Danantara dan mandat pengelolaan sumber daya
Presiden Prabowo Subianto menegaskan arah pengelolaan sumber daya alam harus kembali pada mandat Pasal 33 UUD 1945. Dalam kerangka itu, Danantara diposisikan bukan sekadar sebagai badan investasi, melainkan sebagai alat untuk mengoptimalkan pemanfaatan kekayaan alam, menambah nilai dari setiap komoditas, dan memperkuat pertumbuhan ekonomi nasional.
Gagasan besarnya adalah mengonsolidasikan kekayaan negara agar tidak tercecer dalam pengelolaan yang terpisah-pisah. Dengan aset senilai Rp14 triliun yang dikelola, Danantara diharapkan mampu menjadi pengungkit bagi proyek-proyek strategis yang selama ini membutuhkan dorongan modal dan koordinasi kebijakan yang kuat.

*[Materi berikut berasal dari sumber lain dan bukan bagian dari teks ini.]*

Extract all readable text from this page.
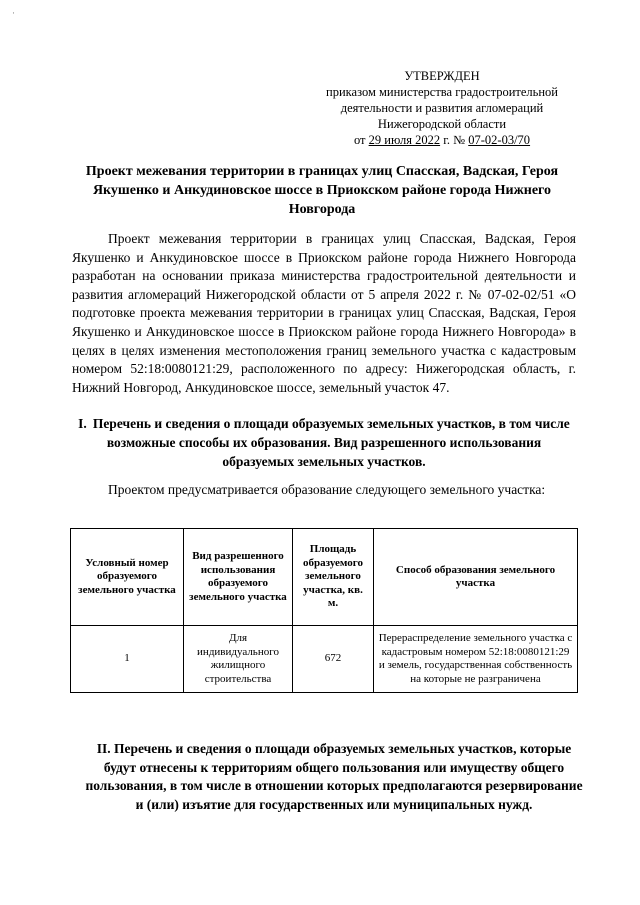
·
УТВЕРЖДЕН
приказом министерства градостроительной
деятельности и развития агломераций
Нижегородской области
от 29 июля 2022 г. № 07-02-03/70
Проект межевания территории в границах улиц Спасская, Вадская, Героя Якушенко и Анкудиновское шоссе в Приокском районе города Нижнего Новгорода
Проект межевания территории в границах улиц Спасская, Вадская, Героя Якушенко и Анкудиновское шоссе в Приокском районе города Нижнего Новгорода разработан на основании приказа министерства градостроительной деятельности и развития агломераций Нижегородской области от 5 апреля 2022 г. № 07-02-02/51 «О подготовке проекта межевания территории в границах улиц Спасская, Вадская, Героя Якушенко и Анкудиновское шоссе в Приокском районе города Нижнего Новгорода» в целях в целях изменения местоположения границ земельного участка с кадастровым номером 52:18:0080121:29, расположенного по адресу: Нижегородская область, г. Нижний Новгород, Анкудиновское шоссе, земельный участок 47.
I. Перечень и сведения о площади образуемых земельных участков, в том числе возможные способы их образования. Вид разрешенного использования образуемых земельных участков.
Проектом предусматривается образование следующего земельного участка:
Условный номер образуемого земельного участка	Вид разрешенного использования образуемого земельного участка	Площадь образуемого земельного участка, кв. м.	Способ образования земельного участка
1	Для индивидуального жилищного строительства	672	Перераспределение земельного участка с кадастровым номером 52:18:0080121:29 и земель, государственная собственность на которые не разграничена
II. Перечень и сведения о площади образуемых земельных участков, которые будут отнесены к территориям общего пользования или имуществу общего пользования, в том числе в отношении которых предполагаются резервирование и (или) изъятие для государственных или муниципальных нужд.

Fokus pada hilirisasi dan sektor strategis
Sejumlah sektor menjadi sasaran utama, mulai dari hilirisasi nikel dan kobal, pengembangan kecerdasan buatan, hingga pembangunan kilang minyak. Arah ini menunjukkan bahwa pemerintah ingin mempercepat transformasi ekonomi dari sekadar pengekspor bahan mentah menjadi penghasil produk bernilai tambah tinggi.
Di tengah target besar menuju Indonesia Emas 2045, Danantara diharapkan menjadi pengelola investasi sekaligus motor hilirisasi sumber daya alam. Kehadirannya juga dipandang sebagai simbol bahwa negara ingin menutup jarak antara potensi dan hasil, antara kekayaan alam dan kesejahteraan yang lebih merata.
Hadiah ulang tahun ke-80 Indonesia
Dalam narasi pemerintah, kehadiran Danantara disebut sebagai hadiah ulang tahun ke-80 Indonesia. Namun di balik simbol itu, terdapat harapan yang jauh lebih serius: menjadikan lembaga ini sebagai titik balik untuk mengakhiri paradoks yang selama ini melekat pada Indonesia, negara yang kaya, tetapi belum sepenuhnya mampu mengubah kekayaan itu menjadi kekuatan pembangunan yang adil dan berkelanjutan.